The 2023 OpenAI toggle backlash: an AI data-sharing setting on by default
December 2023
Users discovered a 'third-party AI' setting that was switched on by default for most of the world, fueling fears that Dropbox was quietly feeding personal files to OpenAI. Dropbox said no data was passively sent and that files were not used to train models.
What happened
In December 2023 Dropbox users noticed a new account setting labeled 'third-party AI' that was toggled on by default. The setting governed Dropbox's experimental AI search and Q&A features, which could send file contents to OpenAI when those features were used. Because the toggle was enabled by default for most of the world — with the EU, UK, and Canada opted out, but the United States and others opted in — many users concluded that their private documents were already being shared with OpenAI, or used to train its models. A widely shared post on X warning about the setting was viewed millions of times, and the story was amplified by outlets including CNBC.

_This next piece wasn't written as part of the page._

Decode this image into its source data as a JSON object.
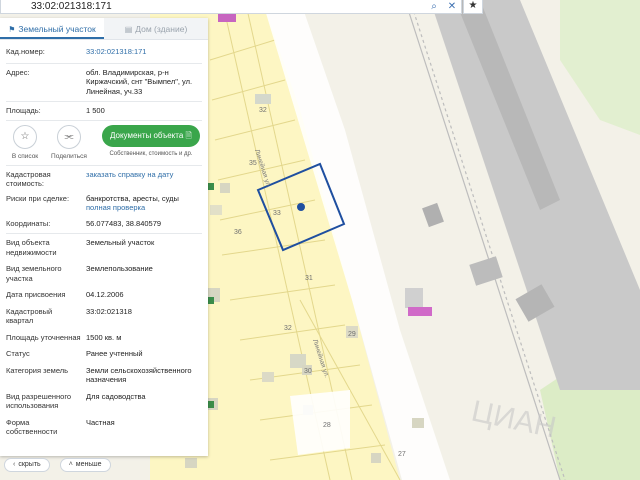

Dropbox pushed back, saying the toggle merely enabled or disabled access to its AI features and that no data was 'automatically or passively' sent to any third-party AI service; data left Dropbox only when a user actively invoked an AI feature. A Dropbox spokesperson stated that customer data shared with OpenAI was not used to train or fine-tune OpenAI's models and was deleted within 30 days. CEO Drew Houston apologized for the confusion on X. Critics, including security commentators, accepted the technical clarification but argued the real problem was trust: an opt-out default on a privacy-sensitive AI feature, combined with the absence of enforceable legal limits on future data use, was precisely the kind of design choice that invites suspicion.
Impact
The episode became an early, high-profile example of the backlash awaiting cloud-storage incumbents that bolt generative-AI features onto repositories of users' private files. Even though Dropbox's clarification was widely accepted as accurate, the default-on framing damaged trust, drove a wave of guides on how to disable the setting, and pushed Dropbox to make the toggle and its data-handling more transparent. It also fed a broader, still-unsettled debate over what 'consent' means when AI features sit atop personal data — a debate that remains live as Dropbox reorganizes around its Dash AI product.